Autumn, season of mists and mellow fruitfulness (Keats), is also when too many young Americans head to college, where too many of them will study too little under the undemanding supervision of faculty who teach too little. Colleges illustrate the seepage of rigor from American life.
Since 1990, college enrollment has increased by 6 million students (29 percent). Reasons for this include government tuition subsidies and “college for everyone” rhetoric. And “degree inflation”: irrational requirements for job applicants.
Preston Cooper, then of the Foundation for Research on Equal Opportunity, reported in 2023 that applicants for a $35,600-per-year job driving an Oscar Mayer Wienermobile (a 27-foot-long motorized hot dog) had to have a bachelor’s degree.

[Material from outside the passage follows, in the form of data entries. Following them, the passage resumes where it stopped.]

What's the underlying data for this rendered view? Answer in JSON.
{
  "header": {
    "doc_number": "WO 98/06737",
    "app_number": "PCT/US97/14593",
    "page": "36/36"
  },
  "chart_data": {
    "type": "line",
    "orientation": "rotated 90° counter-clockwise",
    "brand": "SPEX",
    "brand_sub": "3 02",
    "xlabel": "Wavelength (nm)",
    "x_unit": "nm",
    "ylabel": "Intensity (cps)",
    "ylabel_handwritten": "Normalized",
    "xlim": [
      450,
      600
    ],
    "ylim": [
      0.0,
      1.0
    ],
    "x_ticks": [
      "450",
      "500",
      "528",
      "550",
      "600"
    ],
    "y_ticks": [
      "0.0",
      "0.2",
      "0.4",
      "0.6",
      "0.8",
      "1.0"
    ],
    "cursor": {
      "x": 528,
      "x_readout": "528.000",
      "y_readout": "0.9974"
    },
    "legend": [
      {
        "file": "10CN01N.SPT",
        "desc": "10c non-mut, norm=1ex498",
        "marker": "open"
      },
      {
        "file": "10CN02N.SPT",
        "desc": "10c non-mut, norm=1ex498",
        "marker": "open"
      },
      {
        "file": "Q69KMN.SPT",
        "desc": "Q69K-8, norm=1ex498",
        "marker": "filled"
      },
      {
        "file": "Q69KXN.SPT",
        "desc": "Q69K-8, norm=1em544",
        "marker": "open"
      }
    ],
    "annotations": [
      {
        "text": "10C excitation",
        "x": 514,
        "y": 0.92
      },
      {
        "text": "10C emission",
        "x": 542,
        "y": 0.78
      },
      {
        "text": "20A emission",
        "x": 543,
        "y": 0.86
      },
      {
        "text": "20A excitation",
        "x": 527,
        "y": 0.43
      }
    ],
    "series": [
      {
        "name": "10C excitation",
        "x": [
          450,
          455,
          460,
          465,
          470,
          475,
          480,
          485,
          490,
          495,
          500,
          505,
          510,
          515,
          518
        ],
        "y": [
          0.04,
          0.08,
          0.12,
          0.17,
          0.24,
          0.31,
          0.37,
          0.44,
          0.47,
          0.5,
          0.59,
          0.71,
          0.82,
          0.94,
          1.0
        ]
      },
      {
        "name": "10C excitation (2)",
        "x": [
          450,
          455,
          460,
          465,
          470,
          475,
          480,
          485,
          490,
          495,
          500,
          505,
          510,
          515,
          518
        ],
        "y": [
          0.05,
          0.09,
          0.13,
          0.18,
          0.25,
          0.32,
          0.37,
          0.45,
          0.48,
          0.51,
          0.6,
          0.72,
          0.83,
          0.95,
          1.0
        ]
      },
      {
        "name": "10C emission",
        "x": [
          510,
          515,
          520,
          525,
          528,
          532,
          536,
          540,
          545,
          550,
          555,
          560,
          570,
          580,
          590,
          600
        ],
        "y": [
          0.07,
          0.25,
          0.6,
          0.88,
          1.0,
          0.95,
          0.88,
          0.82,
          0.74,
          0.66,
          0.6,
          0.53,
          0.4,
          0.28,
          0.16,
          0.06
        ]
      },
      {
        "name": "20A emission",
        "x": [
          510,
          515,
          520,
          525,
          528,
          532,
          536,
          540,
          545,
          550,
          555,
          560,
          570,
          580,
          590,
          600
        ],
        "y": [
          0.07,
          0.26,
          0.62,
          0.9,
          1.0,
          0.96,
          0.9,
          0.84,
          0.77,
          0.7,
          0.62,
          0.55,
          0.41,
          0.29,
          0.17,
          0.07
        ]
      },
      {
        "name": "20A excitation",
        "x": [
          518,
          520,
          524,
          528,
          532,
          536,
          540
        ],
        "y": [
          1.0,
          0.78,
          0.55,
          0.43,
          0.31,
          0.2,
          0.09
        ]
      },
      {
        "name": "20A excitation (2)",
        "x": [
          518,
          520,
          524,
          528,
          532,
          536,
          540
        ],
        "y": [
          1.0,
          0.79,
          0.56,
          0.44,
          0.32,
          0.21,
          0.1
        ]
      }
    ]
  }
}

In 2000, only 16 percent of prime-age workers earning $35,000 (in today’s dollars) had such degrees; by 2022, 24 percent did. In 1990, 9 percent of secretaries and administrative professionals had bachelor’s degrees; today, 33 percent do, and a higher proportion of job listings require applicants to have one. This “paper ceiling” is especially egregious in state and local governments, where 63 percent of those earning between $40,000 and $60,000 have bachelor’s degrees or higher. Only 28 percent of such earners in the private sector do.
A recent report from the Burning Glass Institute and the Strada Education Foundation says 52 percent of recent college graduates are underemployed: in jobs not using their college learning. Meanwhile there are 750,000 industrial jobs unfilled.